Abstract: This thesis provides an empirical examination of the impact of the Covid-19 pandemic on business continuity planning and disaster recovery planning among businesses in Luxembourg. Guided by an initial set of six hypotheses derived from literature, this research employed a qualitative method, conducting interviews with 11 Deloitte employees and 4 professionals from different sectors in Luxembourg.

The findings revealed that the Covid-19 pandemic has underscored the importance of continuous adaptation, improvement, and integration of BCPs and DRPs. Businesses have reevaluated the criticality of different aspects of their operations and updated their response strategies accordingly. The pandemic has also led to an increased scrutiny from auditors and regulators, prompting businesses to engage in more rigorous testing of their BCPs and DRPs and to involve external expertise for plan development and certification.
Moreover, the research highlighted the need for improved communication strategies, greater cooperation with local government officials, and more proactive collaboration among stakeholders.

The interviews also suggested that digital transformation and shifts to remote work were integral components of these strategic shifts. However, further research is needed to explicitly investigate these areas, as well as the broader socio-economic impacts of crises and the specifics of supply chain resilience.

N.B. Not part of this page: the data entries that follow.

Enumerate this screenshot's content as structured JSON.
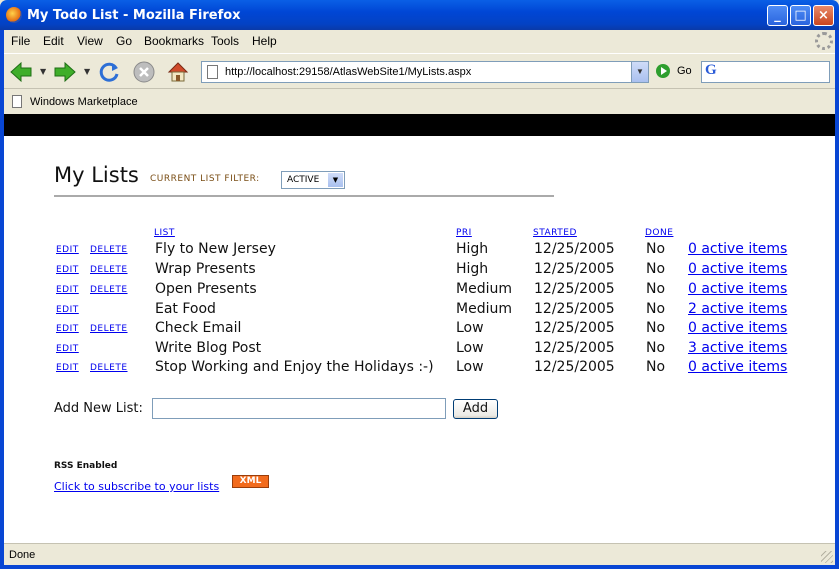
{
  "window": {
    "title": "My Todo List - Mozilla Firefox",
    "buttons": {
      "minimize": "_",
      "maximize": "□",
      "close": "×"
    }
  },
  "menubar": {
    "items": [
      "File",
      "Edit",
      "View",
      "Go",
      "Bookmarks",
      "Tools",
      "Help"
    ]
  },
  "navbar": {
    "url": "http://localhost:29158/AtlasWebSite1/MyLists.aspx",
    "go_label": "Go",
    "icons": [
      "back-arrow-icon",
      "forward-arrow-icon",
      "reload-icon",
      "stop-icon",
      "home-icon"
    ]
  },
  "bookmarks": {
    "items": [
      "Windows Marketplace"
    ]
  },
  "page": {
    "heading": "My Lists",
    "filter_label": "CURRENT LIST FILTER:",
    "filter_value": "ACTIVE",
    "columns": {
      "list": "LIST",
      "pri": "PRI",
      "started": "STARTED",
      "done": "DONE"
    },
    "edit_label": "EDIT",
    "delete_label": "DELETE",
    "rows": [
      {
        "name": "Fly to New Jersey",
        "pri": "High",
        "started": "12/25/2005",
        "done": "No",
        "items": "0 active items",
        "delete": true
      },
      {
        "name": "Wrap Presents",
        "pri": "High",
        "started": "12/25/2005",
        "done": "No",
        "items": "0 active items",
        "delete": true
      },
      {
        "name": "Open Presents",
        "pri": "Medium",
        "started": "12/25/2005",
        "done": "No",
        "items": "0 active items",
        "delete": true
      },
      {
        "name": "Eat Food",
        "pri": "Medium",
        "started": "12/25/2005",
        "done": "No",
        "items": "2 active items",
        "delete": false
      },
      {
        "name": "Check Email",
        "pri": "Low",
        "started": "12/25/2005",
        "done": "No",
        "items": "0 active items",
        "delete": true
      },
      {
        "name": "Write Blog Post",
        "pri": "Low",
        "started": "12/25/2005",
        "done": "No",
        "items": "3 active items",
        "delete": false
      },
      {
        "name": "Stop Working and Enjoy the Holidays :-)",
        "pri": "Low",
        "started": "12/25/2005",
        "done": "No",
        "items": "0 active items",
        "delete": true
      }
    ],
    "add_label": "Add New List:",
    "add_value": "",
    "add_button": "Add",
    "rss_label": "RSS Enabled",
    "subscribe_link": "Click to subscribe to your lists",
    "xml_badge": "XML"
  },
  "status": {
    "text": "Done"
  },
  "colors": {
    "titlebar": "#0046d5",
    "link": "#0000ee",
    "filter_label": "#7a4e16",
    "xml_badge": "#f26b1d",
    "chrome": "#ece9d8"
  }
}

Overall, this research contributes to the understanding of BCPs and DRPs in the context of the Covid-19 pandemic, providing valuable insights for businesses, regulators, and policymakers. It underscores the importance of empirical evidence in grounding and enhancing theoretical hypotheses, highlighting the need for businesses to remain adaptable and resilient in the face of evolving threats.

Thesis Thomas Kruger

Abstract: Artificial intelligence in the financial industry is a rapidly growing trend, and the alternative asset management industry is no exception. This paper studied the key success factors for AI adoption in alternative investment firms. The author, who recently joined
the alternative investment industry, was able to gather insights from his network. This paper seeks to explore the opportunities and risks associated with employing AI in alternative asset management as well as the challenges related to automating manual tasks across front, middle, and back offices, considering the impact of automation implementation on employee roles and responsibilities. A literature review on the application of AI in finance, specifically in hedge funds, as well as the barriers of AI adoption in organizations is presented. A research survey resulted in 103 responses from individuals working in the industry, enabling us to draw conclusions on formulated hypotheses, supported by statistical analysis.

Thesis Bran van Wingerden

Abstract:

The advancement of Artificial Intelligence (AI) technologies increased significantly in the last few years. Moreover, the application of AI models expanded to a broader range. Hence, auditors are progressively encountering AI like systems, models and algorithms during audit and assurance projects. The growing scientific domains of eXplainable AI (XAI) and Responsible AI raise concerns around the transparency, explainability, and other ethicalities. These concerns, in combination with upcoming legislation, demand audit statements on reliability, integrity, and other aspects of AI models. Where auditing is a formal well-established practice, AI auditing is a novel practice. This research includes literature research, exploration of AI audit cases, and interviews with AI experts in order to discover relevant methods and specificalities of AI audits. Through the methodology of design science, a first formalised AI Audit Process is developed and proposed in order to provide AI auditors with a flexible reference frame to conduct customised AI audits. This research is a step towards the advancement of an AI auditing method and offers valuable insights for science and practice.